Sedangkan keterkaitan kebijakan sektor lain, yaitu kebijakan otonomi daerah, dalam pengelolaan taman nasional mengacu pada ketentuan Undang- Undang Nomor 32 tahun 2004 tentang Pemerintah Daerah berikut turunannya. Dengan mengacu pada Peraturan Pemerintah Nomor 38 tahun 2007 tentang Pembagian Urusan Pemerintah, telah ditetapkan bahwa pelaksanaan zonasi, penyusunan dan pengesahan rencana pengelolaan serta pelaksanaannya menjadi kewenangan Pemerintah. Pemerintah Daerah memberikan pertimbangan teknis pengesahan rencana pengelolaan tetapi tidak memiliki kewenangan dalam penataan batas, zonasi dan pelaksanaan pengelolaan. Meskipun demikian, dalam pelaksanaan penataan zonasi unsur Pemerintah Daerah, Lembaga Swadaya Masyarakat dan kelompok masyarakat dilibatkan dalam tim kerja sesuai dengan Peraturan Menteri Kehutanan Nomor: P.56 tahun 2006 tentang Pedoman Zonasi Taman Nasional. Sedangkan untuk pengusahaan pariwisata alam di dalam taman nasional, pemberian perizinan berada pada kewenangan Pemerintah dengan pertimbangan teknis dari Pemerintah Daerah. Penunjukan kawasan pelestarian alam dilaksanakan oleh Pemerintah berdasarkan usulan penunjukan dari Pemerintah Kabupaten dengan pertimbangan teknis Pemerintah Propinsi.

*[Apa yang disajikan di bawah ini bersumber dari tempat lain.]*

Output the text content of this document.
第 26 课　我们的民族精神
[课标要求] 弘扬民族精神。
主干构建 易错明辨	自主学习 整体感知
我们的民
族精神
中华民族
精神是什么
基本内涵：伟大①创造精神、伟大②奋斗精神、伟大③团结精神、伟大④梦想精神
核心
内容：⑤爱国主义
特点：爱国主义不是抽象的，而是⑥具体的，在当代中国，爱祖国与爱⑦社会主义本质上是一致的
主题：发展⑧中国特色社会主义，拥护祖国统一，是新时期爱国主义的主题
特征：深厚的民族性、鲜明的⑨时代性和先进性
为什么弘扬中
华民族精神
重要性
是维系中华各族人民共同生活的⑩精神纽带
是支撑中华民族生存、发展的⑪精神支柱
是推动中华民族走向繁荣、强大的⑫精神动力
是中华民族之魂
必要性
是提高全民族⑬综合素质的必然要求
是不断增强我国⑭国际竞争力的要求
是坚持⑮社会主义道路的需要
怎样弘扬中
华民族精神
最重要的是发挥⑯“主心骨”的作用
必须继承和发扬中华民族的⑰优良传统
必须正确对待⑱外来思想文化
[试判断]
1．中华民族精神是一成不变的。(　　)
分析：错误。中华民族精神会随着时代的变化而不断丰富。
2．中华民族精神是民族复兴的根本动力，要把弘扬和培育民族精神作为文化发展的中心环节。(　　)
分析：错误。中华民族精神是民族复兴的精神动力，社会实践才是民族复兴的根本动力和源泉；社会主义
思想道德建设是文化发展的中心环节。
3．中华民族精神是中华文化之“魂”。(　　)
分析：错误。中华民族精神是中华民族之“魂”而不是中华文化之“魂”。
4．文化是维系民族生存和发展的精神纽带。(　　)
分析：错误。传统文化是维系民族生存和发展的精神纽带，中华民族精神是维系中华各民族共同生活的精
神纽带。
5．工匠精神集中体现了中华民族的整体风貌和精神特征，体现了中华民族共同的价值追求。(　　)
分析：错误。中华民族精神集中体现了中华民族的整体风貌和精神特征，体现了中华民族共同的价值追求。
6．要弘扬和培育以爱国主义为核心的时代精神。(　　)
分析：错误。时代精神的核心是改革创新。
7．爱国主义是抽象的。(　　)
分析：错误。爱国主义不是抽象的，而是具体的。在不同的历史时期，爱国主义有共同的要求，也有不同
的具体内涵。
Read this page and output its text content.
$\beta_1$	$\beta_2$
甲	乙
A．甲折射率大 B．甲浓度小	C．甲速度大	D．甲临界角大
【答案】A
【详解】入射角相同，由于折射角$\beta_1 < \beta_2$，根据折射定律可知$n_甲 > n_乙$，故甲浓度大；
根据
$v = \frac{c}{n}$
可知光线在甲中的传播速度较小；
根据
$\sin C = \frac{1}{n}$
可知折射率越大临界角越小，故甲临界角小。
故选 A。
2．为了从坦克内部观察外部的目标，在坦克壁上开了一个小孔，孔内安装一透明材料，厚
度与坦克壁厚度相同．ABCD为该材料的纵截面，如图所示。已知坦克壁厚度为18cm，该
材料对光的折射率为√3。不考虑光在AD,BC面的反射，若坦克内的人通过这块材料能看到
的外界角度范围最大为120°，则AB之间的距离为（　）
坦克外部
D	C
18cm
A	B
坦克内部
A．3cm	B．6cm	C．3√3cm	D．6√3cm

Meskipun secara pembagian urusan Pemerintah Kabupaten dan Provinsi tidak memiliki kewenangan pengelolaan taman nasional, Pemda dapat berperan dan berkeinginan untuk mendukung perlindungan taman nasional. Pemerintah Kabupaten Kerinci mewujudkan dukungan terhadap perlindungan TNKS melalui pembentukan Tim Satgas Penertiban Wibawa Sakti melalui Keputusan Bupati. Tim bertugas diantaranya untuk penertiban dan pengawasan terhadap wilayah TNKS dan pengamanan kehutanan untuk menjaga kelestarian lingkungan hidup serta menertibkan sekaligus menindak bagi yang melanggar peraturan perundangan yang berlaku. Pembentukan ini dimulai pada tahun 2001. Di samping itu, Pemerintah Kabupaten Kerinci telah melakukan kesepakatan bersama dengan Pemerintah Kabupaten Merangin tentang pengamanan dan pelestarian TNKS. Inisiatif pemerintah daerah dalam upaya perlindungan, pengamanan dan pelestarian TNKS juga diwujudkan dalam bentuk kesepakatan bersama antara Pemerintah Provinsi dan Kabupaten yang wilayahnya sebagian

berada dalam kawasan TNKS. Kesepakatan ini dilakukan pada tahun 2002. Hal- hal yang disepakati meliputi:

1) kehendak untuk melakukan operasi bersama antar kabupaten secara terpadu dalam rangka pencegahan dan penanganan kegiatan-kegiatan yang mengancam kelestarian TNKS, terutama penebangan liar, perambahan dan kebakaran hutan.

2) kesepakatan untuk melakukan tuntutan hukum dan tindakan administratif terhadap pelaku langsung maupun tidak langsung terhadap perusakan dan gangguan pelestarian TNKS, seperti perambahan, pengambilan hasil hutan, penambangan, pendirian penggergajian liar dan pembakaran.